Q&A: Joshua Seftel on Embracing the Unexpected in ‘The Many Sad Fates of Mr. Toledano’

With the help of DNA tests, psychics, and prosthetic makeup, renowned photographer Phil Toledano imagines all of the possible ways his life will end. Catch Joshua Seftel’s THE MANY SAD FATES OF MR. TOLEDANO in the CRAFTED shorts program, screening alongside two other films about auteurs: CLAUDE LANZMANN: SPECTRES OF THE SHOAH and IT’S ME HILARY: THE MAN WHO DREW ELOISE.


photo: Stephen Maing


How do you describe THE MANY SAD FATES OF MR. TOLEDANO? What should audiences know going in?

Joshua Seftel: In THE MANY SAD FATES OF MR. TOLEDANO, Phil Toledano has become obsessed with his own demise. I follow as Toledano uses DNA tests, fortune tellers, and a prosthetic makeup artist to envision the many dark possibilities that might await him, including obesity, desolation, stroke, isolation, suicide, and violent death.

Over the course of three years, Toledano becomes dozens of characters and captures these bleak possibilities in a series of haunting photographs. Meanwhile, his wife and daughter sit on the sidelines, worried that this project will leave Toledano unable to ever imagine a positive future. While on this journey, Toledano’s obsession alters him and his family forever.

What drew you to this particular story? How did you come to meet Phil Toledano and decide to document his unusual project?

Joshua Seftel: Phil and I went to Tufts University together 25 years ago. In fact, we even took a film class together there. Over the years we stayed in touch but only saw each other once or twice a year.
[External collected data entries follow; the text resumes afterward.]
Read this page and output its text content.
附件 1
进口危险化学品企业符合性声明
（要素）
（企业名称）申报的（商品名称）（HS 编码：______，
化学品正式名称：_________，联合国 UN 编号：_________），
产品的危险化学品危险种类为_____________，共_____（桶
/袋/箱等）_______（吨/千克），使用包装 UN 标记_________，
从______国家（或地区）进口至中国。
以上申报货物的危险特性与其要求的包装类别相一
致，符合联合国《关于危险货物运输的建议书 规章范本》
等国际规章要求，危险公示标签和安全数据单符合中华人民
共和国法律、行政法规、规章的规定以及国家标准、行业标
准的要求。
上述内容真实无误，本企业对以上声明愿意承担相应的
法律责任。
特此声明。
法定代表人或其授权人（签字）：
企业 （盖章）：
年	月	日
We hadn’t seen each other in a long time when we ran into each other a few months after my father passed away in 2009. Phil had also just lost his father and had documented his dad’s final years in a beautiful book of photographs entitled Days With My Father. When I asked Phil what was next, he said, “I want to know what’s going to happen to me… in the future.”
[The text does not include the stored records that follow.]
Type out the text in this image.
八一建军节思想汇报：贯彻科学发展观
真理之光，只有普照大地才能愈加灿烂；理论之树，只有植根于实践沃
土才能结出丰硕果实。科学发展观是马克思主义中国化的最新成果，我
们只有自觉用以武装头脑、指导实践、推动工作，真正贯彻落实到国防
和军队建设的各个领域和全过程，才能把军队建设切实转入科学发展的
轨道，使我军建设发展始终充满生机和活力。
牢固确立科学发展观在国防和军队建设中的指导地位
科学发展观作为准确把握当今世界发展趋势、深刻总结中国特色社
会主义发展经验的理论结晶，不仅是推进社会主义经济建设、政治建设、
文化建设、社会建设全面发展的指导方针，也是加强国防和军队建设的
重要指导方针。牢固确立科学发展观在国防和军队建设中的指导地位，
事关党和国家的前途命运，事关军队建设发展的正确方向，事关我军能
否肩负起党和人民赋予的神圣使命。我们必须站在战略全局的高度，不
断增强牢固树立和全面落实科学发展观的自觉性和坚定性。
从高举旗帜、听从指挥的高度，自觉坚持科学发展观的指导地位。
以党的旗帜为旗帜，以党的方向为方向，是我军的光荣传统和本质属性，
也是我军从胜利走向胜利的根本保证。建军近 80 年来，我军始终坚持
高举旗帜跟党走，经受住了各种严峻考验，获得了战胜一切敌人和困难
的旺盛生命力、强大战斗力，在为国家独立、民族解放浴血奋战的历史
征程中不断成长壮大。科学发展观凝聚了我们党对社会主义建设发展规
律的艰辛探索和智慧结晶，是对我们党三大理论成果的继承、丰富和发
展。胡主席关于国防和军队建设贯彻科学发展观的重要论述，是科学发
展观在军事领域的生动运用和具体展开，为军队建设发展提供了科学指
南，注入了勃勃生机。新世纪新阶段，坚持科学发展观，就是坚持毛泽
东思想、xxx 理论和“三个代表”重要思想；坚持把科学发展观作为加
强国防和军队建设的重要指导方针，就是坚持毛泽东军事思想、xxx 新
He explained that he had plans to have a DNA test and that he was going to start speaking with psychics and fortune tellers to gather many possible futures. Then he planned to hire a prosthetic makeup artist who would help him create these future “Phils” so that Phil could take portraits of himself. I asked Phil if I could film the project, and he agreed.

Mr Toledano 650 2

photo: Doron Gild

How long did the filmmaking process take, from beginning to end? Were there any “lightning­-strikes” moments, for better or for worse?
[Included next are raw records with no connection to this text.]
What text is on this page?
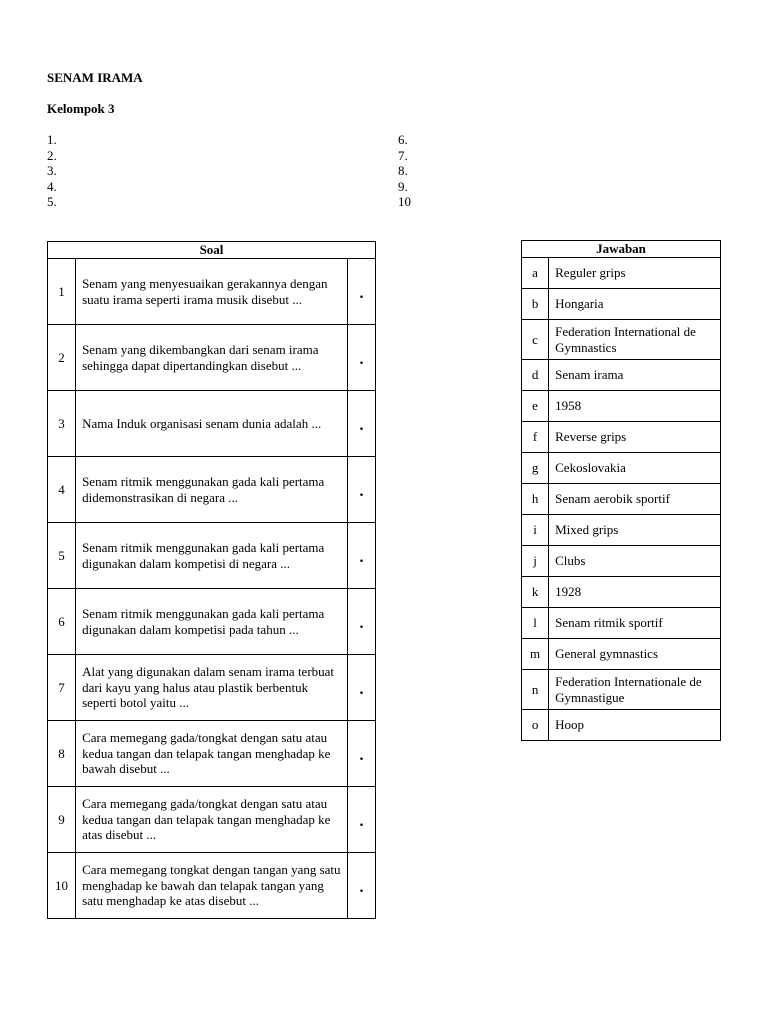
SENAM IRAMA
Kelompok 3
1.
2.
3.
4.
5.
6.
7.
8.
9.
10
Soal		
1	Senam yang menyesuaikan gerakannya dengan suatu irama seperti irama musik disebut ...	.
2	Senam yang dikembangkan dari senam irama sehingga dapat dipertandingkan disebut ...	.
3	Nama Induk organisasi senam dunia adalah ...	.
4	Senam ritmik menggunakan gada kali pertama didemonstrasikan di negara ...	.
5	Senam ritmik menggunakan gada kali pertama digunakan dalam kompetisi di negara ...	.
6	Senam ritmik menggunakan gada kali pertama digunakan dalam kompetisi pada tahun ...	.
7	Alat yang digunakan dalam senam irama terbuat dari kayu yang halus atau plastik berbentuk seperti botol yaitu ...	.
8	Cara memegang gada/tongkat dengan satu atau kedua tangan dan telapak tangan menghadap ke bawah disebut ...	.
9	Cara memegang gada/tongkat dengan satu atau kedua tangan dan telapak tangan menghadap ke atas disebut ...	.
10	Cara memegang tongkat dengan tangan yang satu menghadap ke bawah dan telapak tangan yang satu menghadap ke atas disebut ...	.
Jawaban	
a	Reguler grips
b	Hongaria
c	Federation International de Gymnastics
d	Senam irama
e	1958
f	Reverse grips
g	Cekoslovakia
h	Senam aerobik sportif
i	Mixed grips
j	Clubs
k	1928
l	Senam ritmik sportif
m	General gymnastics
n	Federation Internationale de Gymnastigue
o	Hoop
Joshua Seftel: When the project started, I think that neither Phil nor I imagined the process would stretch on for three long years. In the end, I was surprised and fascinated by the resulting photos and, maybe even more so, by the impact the project has had on Phil’s family and the way they view the future.

About a year into filming, I finally got to interview his wife Carla, who is very busy. (In fact, I had to join them on their vacation on Fire Island in order to get time with her.) It was in that moment that the story revealed itself. I learned that the project was causing tension between him and Carla—­something Phil had never shared with me—and there was a lot to explore from that point forward.

As a seasoned documentarian, do you have one piece of advice for aspiring filmmakers?

Joshua Seftel: Listen to your gut when it comes to pursuing a project. Almost every film I’ve made, I’ve had someone smart advise me not to make that film. In most cases they were wrong, and I’m glad I listened to my own instinct. There are always reasons you can come up with for not making a film. Think more about the reasons you want to make the film.

What do you think Mr. Toledano’s quest has to teach us? What would you like HIFF audiences to take away from your film?

Joshua Seftel: I think that’s probably different for each person. For me, the film asks the questions: “How much should you dwell on the fact that you are going to die?” “Is it better to avoid those dark thoughts, or is it better to throw yourself into the depths of all the ways in which you could leave this world?” I don’t have the answer, but I think the film wades into these waters.

What are you most looking forward to at HIFF 2015?

Joshua Seftel: I’m excited to watch the audience reaction to the film. It’s always fun to see how that can vary depending on the crowd. Also excited to spend time in the Hamptons in the fall. Might squeeze in some time for apple picking!

THE MANY SAD FATES OF MR. TOLEDANO screens in the CRAFTED shorts program at HIFF 2015. Find tickets. Follow the film on Facebook.

joshua seftel

photo: Doron Gild

Joshua Seftel is a prolific documentary filmmaker for HBO, PBS and This American Life. His non-fiction films include LOST AND FOUND, TAKING ON THE KENNEDYS, ENNIS’ GIFT, THE HOME TEAM and the recent critical success, IT’S THE HARD KNOCK LIFE. Seftel is represented by CAA.